The appeal board will normally be constituted by the Associate Vice-President Research within twenty-one (21) calendar days and will be composed of at least four members, one of whom shall be designated as Chair, at least two of whom will be senior[5] members of the University or of another academic institution, and at least one member who is external and with no current affiliation to the University of Saskatchewan[6].   If the respondent or complainant is a student, the appeal board will have one additional student member who is registered in the college or school responsible for the matters to which the allegation relates.  The Chair will be appointed by the AVPR.  Individuals appointed to serve on an appeal board shall exclude anyone who was involved in the original hearing of the case.  The members of the appeal board will have no actual, apparent, reasonable, perceived, or potential conflict of interest or bias and will jointly have appropriate subject matter expertise and administrative background to evaluate the allegation and the response to it.  The complainant and the respondent will be advised of the composition of the appeal board and will have seven (7) calendar days to advise the Associate Vice-President Research of their intent to challenge the suitability of any member of the appeal board based on a reasonable apprehension of bias against the complainant’s or respondent’s case.

6.2 Appeal Procedure

  1. The Chair will consult with the parties regarding scheduling the hearing date and will provide reasonable notice in writing of the hearing date.
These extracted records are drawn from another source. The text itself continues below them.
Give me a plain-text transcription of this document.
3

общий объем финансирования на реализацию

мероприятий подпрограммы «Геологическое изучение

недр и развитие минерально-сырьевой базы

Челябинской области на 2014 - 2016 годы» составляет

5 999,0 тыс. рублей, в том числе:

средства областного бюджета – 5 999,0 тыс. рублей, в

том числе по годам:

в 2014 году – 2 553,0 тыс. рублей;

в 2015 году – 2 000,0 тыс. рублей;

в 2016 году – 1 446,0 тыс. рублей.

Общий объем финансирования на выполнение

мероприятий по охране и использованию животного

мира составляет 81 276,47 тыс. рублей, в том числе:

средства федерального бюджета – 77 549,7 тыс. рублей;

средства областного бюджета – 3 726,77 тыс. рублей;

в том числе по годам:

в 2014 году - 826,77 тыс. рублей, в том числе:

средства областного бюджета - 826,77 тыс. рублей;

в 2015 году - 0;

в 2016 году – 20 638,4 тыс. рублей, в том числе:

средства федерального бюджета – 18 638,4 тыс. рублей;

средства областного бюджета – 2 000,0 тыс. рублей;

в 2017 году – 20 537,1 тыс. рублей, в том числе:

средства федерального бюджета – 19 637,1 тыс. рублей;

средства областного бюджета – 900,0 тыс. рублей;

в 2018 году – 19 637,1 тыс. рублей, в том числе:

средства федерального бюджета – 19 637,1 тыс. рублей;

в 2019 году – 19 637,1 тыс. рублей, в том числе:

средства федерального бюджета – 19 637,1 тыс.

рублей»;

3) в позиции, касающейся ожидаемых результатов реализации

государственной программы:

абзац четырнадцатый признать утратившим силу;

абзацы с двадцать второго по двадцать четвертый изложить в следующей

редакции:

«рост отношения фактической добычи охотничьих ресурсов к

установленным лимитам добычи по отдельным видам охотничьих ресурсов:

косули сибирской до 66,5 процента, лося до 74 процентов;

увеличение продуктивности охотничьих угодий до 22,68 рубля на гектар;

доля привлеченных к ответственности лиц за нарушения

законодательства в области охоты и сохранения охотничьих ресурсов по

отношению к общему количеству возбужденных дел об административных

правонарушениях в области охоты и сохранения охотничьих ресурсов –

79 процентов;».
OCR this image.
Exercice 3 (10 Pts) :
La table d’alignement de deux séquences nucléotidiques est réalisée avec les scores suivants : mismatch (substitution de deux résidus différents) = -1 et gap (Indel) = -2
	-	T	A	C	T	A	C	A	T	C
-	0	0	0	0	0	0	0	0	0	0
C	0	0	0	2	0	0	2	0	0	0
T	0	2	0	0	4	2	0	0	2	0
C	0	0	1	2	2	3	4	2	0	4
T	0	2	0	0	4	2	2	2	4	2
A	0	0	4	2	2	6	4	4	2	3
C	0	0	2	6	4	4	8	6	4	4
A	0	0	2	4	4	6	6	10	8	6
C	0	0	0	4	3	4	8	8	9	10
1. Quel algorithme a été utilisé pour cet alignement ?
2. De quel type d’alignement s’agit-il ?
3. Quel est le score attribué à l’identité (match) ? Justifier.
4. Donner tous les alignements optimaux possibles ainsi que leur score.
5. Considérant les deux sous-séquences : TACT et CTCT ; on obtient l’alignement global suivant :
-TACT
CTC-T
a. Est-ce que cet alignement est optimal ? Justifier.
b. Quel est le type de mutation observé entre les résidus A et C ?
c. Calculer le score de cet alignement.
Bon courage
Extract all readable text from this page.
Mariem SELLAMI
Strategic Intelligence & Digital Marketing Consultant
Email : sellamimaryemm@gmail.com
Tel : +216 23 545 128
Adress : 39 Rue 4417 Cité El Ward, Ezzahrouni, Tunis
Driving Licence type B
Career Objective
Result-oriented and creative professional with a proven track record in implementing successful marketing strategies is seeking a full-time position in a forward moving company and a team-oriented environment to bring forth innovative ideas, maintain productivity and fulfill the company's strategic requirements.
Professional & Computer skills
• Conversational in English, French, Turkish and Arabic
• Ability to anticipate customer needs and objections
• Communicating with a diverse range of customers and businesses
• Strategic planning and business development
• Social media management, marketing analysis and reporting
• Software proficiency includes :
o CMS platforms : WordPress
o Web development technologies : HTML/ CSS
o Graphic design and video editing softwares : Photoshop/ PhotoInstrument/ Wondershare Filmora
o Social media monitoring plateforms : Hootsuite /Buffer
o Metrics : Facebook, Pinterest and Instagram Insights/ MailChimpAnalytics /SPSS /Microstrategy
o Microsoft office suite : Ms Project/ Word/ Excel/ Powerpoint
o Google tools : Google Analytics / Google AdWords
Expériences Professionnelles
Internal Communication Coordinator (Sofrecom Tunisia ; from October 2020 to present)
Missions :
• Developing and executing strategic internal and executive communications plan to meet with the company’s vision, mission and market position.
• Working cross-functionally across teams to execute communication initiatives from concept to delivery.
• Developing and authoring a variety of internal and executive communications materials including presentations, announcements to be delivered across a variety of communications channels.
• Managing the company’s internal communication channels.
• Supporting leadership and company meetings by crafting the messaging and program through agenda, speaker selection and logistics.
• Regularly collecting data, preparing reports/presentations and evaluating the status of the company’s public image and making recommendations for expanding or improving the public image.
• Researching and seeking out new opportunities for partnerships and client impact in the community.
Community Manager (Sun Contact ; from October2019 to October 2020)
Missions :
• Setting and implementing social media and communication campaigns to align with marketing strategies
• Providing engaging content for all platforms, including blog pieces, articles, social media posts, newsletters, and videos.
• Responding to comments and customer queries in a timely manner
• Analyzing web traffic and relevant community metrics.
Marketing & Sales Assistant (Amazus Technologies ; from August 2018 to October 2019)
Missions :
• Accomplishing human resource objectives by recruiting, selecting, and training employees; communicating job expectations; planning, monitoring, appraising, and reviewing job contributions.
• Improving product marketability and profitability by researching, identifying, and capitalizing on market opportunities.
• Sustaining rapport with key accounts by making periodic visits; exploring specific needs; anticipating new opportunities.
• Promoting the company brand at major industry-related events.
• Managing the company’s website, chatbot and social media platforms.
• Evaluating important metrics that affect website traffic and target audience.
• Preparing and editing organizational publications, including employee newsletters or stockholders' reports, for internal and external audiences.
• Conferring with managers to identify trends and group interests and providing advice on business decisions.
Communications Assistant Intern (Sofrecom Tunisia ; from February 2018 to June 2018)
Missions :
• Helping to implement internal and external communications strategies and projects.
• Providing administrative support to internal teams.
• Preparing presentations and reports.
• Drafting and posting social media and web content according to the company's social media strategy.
Whenever reasonably possible the hearing will be held within twenty-one (21) calendar days from the time the appeal board is constituted.
  2. If any party to these proceedings does not attend the hearing, the appeal board has the right to proceed with the hearing, and may accept the written record of the original hearing and the written statement of appeal and/or a written response in lieu of arguments made in person.  An appellant who chooses to be absent from a hearing may appoint an advocate to present his/her case at the hearing.
  3. The appeal board is not bound to observe strict legal procedures or rules of evidence but shall establish its own procedures subject to the following principles:
    1. Appeal boards under these regulations will not hear the case again but are limited to considering the grounds of appeal prescribed in 6.0 b.
    2. The parties to the hearing shall be the appellant (who may be either the original complainant or the original respondent) and the other party to the original hearing as respondent.  The Chair (or another member designated by the chair) of the original hearing board may be invited to attend to answer questions of either party or of the appeal board.  The Chair cannot discuss the in camera deliberations but can provide facts regarding the process followed. 
    3. Except as provided for under 6.0 b. iv. above, no new evidence will be considered at the hearing.  The record of the original hearing, including a copy of all material filed by both sides at the original hearing, and the written statement of appeal, will form the basis of the appeal board’s deliberations[7].
    4. It shall be the responsibility of the appellant to demonstrate that the appeal has merit.
    5. Hearings shall be restricted to persons who have a direct role in the hearing.  Witnesses will not normally be called, but the appellant and respondent may request the presence of an advocate (where the appellant is a member of a bargaining unit, the advocate will be selected by the appropriate bargaining unit; where the person is not a member of a bargaining unit, this may be a friend, advisor or legal counsel) or observer.  At the discretion of the chair, other persons may be admitted to the hearing for training purposes, or other reasonable considerations.
    6. The appellant and the respondent shall be present before the appeal board at the same time. 
    7. Both the appellant and the respondent will have an opportunity to present their respective cases and to respond to the submissions from the other party and from members of the appeal board.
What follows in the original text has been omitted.